Make WordPress Core

Opened 3 years ago

Last modified 3 months ago

#21602 new defect (bug)

redirect_canonical can lead to infinite loop on index navigation if site url is not all lower case

Reported by: sreedoap Owned by:
Milestone: Awaiting Review Priority: normal
Severity: normal Version:
Component: Canonical Keywords: needs-unit-tests needs-refresh
Focuses: Cc:


The function redirect_canonical in wp-includes/canonical.php (WordPress 3.4.1) on line 406 and 422 makes the following check:

if ( !$redirect_url || $redirect_url == $requested_url )
		return false;

This ensures that it does not attempt to redirect you to the page you requested in the first place. However this function is not case sensitive so if the redirect URL is in a different case than the requested URL then the user can enter an infinite redirect loop. (For example if the Site Address (URL) of the site is set to be in all upper case.)

This function should do a case-insensitive string comparison since domain names are case-insensitive.
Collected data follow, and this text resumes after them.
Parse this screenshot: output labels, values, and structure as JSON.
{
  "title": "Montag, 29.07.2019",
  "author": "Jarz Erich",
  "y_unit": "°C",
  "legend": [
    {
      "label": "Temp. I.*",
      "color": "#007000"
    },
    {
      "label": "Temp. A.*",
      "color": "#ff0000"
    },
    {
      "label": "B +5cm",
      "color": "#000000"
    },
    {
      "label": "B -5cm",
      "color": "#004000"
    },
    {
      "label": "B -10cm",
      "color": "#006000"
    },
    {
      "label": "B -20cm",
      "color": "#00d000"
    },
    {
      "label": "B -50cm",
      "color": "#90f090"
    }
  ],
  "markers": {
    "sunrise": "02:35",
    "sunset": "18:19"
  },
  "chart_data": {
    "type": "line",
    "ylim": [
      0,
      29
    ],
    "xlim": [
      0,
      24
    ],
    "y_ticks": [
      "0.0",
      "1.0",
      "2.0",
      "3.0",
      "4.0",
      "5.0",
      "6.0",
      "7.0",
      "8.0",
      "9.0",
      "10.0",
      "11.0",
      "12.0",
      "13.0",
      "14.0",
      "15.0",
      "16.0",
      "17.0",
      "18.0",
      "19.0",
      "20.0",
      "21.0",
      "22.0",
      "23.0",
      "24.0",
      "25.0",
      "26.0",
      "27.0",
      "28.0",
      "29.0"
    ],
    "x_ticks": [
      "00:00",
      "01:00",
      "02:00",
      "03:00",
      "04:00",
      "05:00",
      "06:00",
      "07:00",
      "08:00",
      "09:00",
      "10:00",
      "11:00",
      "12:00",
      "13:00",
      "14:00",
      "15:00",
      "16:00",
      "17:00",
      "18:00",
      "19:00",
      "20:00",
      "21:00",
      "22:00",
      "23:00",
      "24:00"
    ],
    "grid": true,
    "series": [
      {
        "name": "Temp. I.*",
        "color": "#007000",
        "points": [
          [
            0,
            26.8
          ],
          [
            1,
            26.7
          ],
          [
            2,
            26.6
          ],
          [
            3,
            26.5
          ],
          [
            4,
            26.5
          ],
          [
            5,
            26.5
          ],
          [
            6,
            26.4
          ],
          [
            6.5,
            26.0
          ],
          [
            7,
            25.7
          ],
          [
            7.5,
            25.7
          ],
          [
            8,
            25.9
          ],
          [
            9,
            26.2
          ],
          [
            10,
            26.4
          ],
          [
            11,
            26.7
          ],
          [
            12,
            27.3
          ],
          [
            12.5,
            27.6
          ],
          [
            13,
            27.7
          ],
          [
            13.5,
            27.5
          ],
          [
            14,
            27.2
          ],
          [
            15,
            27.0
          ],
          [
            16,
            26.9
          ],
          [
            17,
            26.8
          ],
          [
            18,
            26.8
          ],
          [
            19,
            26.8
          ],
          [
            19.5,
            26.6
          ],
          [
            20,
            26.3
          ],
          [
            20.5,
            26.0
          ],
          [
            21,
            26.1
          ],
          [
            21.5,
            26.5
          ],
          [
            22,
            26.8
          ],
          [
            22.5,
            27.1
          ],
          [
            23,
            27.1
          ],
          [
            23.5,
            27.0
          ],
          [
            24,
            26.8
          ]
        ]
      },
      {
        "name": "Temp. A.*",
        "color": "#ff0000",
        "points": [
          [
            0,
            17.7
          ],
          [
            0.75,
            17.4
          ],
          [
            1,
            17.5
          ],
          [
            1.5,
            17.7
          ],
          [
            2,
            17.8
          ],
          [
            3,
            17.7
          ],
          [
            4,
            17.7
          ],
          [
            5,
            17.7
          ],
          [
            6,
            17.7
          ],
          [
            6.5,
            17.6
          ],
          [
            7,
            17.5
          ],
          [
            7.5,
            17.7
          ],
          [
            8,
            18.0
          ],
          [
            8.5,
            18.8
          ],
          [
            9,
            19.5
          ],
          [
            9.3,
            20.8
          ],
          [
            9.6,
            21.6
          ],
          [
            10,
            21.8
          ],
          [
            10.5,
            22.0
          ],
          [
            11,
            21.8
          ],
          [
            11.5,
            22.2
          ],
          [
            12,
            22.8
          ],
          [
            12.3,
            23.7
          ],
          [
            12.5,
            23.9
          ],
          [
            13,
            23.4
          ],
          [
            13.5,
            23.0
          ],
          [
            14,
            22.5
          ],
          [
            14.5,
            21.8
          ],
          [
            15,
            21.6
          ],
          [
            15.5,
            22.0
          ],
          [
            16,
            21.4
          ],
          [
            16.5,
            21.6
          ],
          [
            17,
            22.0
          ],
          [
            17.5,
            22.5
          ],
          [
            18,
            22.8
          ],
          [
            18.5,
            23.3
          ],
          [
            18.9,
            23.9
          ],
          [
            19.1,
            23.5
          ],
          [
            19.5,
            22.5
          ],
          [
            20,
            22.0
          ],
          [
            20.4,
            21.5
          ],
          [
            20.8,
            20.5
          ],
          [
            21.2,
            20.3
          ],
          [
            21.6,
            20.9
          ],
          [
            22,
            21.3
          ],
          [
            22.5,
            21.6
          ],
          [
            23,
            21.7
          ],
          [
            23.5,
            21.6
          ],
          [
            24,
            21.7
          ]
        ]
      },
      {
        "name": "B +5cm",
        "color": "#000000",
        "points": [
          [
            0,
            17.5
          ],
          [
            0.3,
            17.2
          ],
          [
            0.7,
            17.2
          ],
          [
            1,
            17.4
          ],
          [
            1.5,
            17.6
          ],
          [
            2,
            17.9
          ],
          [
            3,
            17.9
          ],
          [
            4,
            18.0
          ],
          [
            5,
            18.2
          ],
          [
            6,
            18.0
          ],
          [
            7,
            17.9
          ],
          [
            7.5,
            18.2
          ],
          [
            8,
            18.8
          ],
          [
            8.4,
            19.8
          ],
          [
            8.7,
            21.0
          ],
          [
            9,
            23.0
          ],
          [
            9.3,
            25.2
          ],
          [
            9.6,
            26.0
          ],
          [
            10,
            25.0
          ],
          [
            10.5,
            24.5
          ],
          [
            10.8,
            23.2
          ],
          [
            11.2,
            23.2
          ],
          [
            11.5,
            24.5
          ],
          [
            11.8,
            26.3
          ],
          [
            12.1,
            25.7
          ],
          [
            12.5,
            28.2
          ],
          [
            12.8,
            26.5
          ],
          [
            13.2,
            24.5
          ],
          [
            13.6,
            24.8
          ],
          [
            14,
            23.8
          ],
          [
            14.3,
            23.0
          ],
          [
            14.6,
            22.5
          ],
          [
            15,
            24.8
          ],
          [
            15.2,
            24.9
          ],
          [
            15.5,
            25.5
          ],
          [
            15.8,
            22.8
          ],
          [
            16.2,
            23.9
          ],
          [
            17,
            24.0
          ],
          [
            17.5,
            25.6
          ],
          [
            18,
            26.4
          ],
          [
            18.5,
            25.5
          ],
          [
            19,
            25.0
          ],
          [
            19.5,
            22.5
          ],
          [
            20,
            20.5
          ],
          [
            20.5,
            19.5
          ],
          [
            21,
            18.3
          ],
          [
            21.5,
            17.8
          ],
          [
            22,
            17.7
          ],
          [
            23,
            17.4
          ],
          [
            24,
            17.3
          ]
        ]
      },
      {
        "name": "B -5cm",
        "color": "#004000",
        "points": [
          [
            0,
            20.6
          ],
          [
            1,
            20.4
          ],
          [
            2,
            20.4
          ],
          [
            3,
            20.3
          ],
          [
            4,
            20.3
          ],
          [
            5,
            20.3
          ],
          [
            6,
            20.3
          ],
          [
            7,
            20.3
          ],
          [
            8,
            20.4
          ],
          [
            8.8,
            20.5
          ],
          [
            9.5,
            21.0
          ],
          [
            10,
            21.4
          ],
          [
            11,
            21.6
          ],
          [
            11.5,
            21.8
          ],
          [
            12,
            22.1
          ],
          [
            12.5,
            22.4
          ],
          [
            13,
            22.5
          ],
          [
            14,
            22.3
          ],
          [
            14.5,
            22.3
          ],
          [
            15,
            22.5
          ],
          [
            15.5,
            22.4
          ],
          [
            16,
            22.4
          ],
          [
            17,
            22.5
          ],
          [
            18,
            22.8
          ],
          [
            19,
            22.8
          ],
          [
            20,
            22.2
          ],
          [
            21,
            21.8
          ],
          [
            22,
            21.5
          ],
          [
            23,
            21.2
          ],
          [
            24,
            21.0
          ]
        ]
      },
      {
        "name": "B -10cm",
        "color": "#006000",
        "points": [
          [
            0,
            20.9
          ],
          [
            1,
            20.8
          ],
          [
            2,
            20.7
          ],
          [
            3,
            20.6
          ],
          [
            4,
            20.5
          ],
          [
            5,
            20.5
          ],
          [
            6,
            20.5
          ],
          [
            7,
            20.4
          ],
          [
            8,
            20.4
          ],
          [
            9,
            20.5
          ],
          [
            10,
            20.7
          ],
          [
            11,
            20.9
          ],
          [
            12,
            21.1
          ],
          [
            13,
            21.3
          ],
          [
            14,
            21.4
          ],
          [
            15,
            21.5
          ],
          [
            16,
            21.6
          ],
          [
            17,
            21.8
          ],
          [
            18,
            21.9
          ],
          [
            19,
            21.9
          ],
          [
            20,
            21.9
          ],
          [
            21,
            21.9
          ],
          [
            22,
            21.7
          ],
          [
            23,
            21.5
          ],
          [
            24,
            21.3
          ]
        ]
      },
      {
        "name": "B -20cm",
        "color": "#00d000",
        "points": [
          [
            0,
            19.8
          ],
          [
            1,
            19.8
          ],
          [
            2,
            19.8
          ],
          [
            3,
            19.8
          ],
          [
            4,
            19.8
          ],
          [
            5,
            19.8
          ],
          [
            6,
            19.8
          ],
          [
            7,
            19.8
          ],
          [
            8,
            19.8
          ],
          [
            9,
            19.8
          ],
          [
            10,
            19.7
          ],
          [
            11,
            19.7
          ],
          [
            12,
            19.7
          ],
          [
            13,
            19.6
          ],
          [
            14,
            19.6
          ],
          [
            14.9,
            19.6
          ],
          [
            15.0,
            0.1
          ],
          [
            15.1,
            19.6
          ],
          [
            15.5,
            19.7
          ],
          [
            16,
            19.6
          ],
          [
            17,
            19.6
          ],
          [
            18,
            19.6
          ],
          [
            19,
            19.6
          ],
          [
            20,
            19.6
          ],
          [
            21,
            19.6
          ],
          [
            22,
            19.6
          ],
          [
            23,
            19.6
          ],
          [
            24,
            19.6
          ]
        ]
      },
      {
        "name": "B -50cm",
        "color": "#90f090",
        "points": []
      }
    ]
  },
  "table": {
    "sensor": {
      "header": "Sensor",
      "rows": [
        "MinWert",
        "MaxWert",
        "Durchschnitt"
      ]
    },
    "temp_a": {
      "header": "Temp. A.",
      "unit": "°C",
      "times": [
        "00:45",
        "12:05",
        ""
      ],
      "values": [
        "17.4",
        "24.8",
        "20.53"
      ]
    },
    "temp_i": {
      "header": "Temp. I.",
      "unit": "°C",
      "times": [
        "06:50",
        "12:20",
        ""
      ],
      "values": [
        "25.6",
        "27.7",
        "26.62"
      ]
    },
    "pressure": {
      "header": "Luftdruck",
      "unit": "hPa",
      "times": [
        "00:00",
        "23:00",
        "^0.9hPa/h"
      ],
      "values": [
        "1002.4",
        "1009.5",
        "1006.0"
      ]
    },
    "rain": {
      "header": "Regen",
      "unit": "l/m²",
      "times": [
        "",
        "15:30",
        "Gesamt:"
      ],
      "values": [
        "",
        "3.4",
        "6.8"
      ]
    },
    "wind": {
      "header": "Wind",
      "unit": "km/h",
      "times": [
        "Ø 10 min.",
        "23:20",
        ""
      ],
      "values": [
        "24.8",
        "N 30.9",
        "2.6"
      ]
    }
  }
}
The issue only appears to happen with certain plugins installed (ShareThis and PilotPress both led to this issue,) I haven't figured out yet why it's only an issue with certain plugins but it should still be fixed in WordPress to make the proper string comparison.

Attachments (2)

canonical.php.patch (959 bytes) - added by sreedoap 3 years ago.
21602.patch (1.5 KB) - added by SergeyBiryukov 3 years ago.

Download all attachments as: .zip

Change History (13)

#1 @sreedoap
3 years ago

Correction: The "Theme My Login" plugin is one that will lead to this issue.

#2 @sreedoap
3 years ago

  • Keywords has-patch added

#3 @SergeyBiryukov
3 years ago

  • Component changed from General to Canonical

#4 @sreedoap
3 years ago

Narrowed this down a bit.. this will not happen with the default permalink setting but will happen with all the other ones (Post name, Numeric, etc.)

#5 @sreedoap
3 years ago

Alright.. I've compiled below a complete list of steps to reproduce. Turns out this only will happen if there is a plugin activated that uses the is_front_page() function.

1) Change the URL of the site address/wordpress address setting to have uppercase characters (for example testsite.example.com to TESTSITE.example.com)

2) Change the permalinks setting to an option besides the default (for example post name)

3) Install the following plugin: https://gist.github.com/9649e00c6acec8805f39

4) Attempt to access the sites homepage, a infinite redirect loop will occur.

Version 1, edited 3 years ago by sreedoap (previous) (next) (diff)

#6 @sreedoap
3 years ago

Sorry, forgot to include one step to reproduce.. in settings > reading change the "front page displays" setting to a static page for the front page.

Last edited 3 years ago by sreedoap (previous) (diff)

#7 follow-up: @nacin
3 years ago


All that is necessary is this:

add_action( 'wp', function() {

This is a tricky one.

I haven't tracked down what exactly fails to trigger an infinite redirect, but I do know why is_front_page() is the trigger. In canonical, there is this conditional:

} elseif ( is_page() && !is_feed() && isset($wp_query->queried_object) && 'page' == get_option('show_on_front') && $wp_query->queried_object->ID == get_option('page_on_front') && ! $redirect_url ) {
			$redirect_url = home_url('/');

This is designed to redirect a /front-page/ page that is assigned to the page_on_front to home_url(). But, since it checks if $wp_query->queried_object is set, it doesn't actually work. is_front_page() calls is_page() with the right arguments to trigger a proper get_queried_object(). This then causes the conditional to run.

As to why it spirals into a redirect loop, home_url() returns something different than what was submitted, and all that jazz.

I see the need for multiple unit tests here, both to cover front-page -> / redirect failures, and the domain issue.

#8 in reply to: ↑ 7 @SergeyBiryukov
3 years ago

Replying to nacin:

I haven't tracked down what exactly fails to trigger an infinite redirect

home_url('/') returns http://trunk.WordPress/, wp_redirect() fires, browser converts that to http://trunk.wordpress/, and the loop starts again.

There's a block in line 375 (introduced in [6097] for #4773) to prevent exactly this situation:

However, it doesn't seem to work as intended. As far as I can see, the purpose of the block is to discard the differences in host capitalization, so there shouldn't be a redirect in this case.

What happens instead is $compare_original and $compare_redirect end up being the same, $redirect_url is not rewritten, and the redirect proceeds.

21602.patch moves the block lower, after $compare_original and $compare_redirect are filled.

#9 @SergeyBiryukov
3 years ago

  • Keywords needs-unit-tests added

#10 @meloniq
3 years ago

  • Cc meloniq@… added

#11 @chriscct7
3 months ago

  • Keywords needs-refresh added; has-patch removed
Note: See TracTickets for help on using tickets.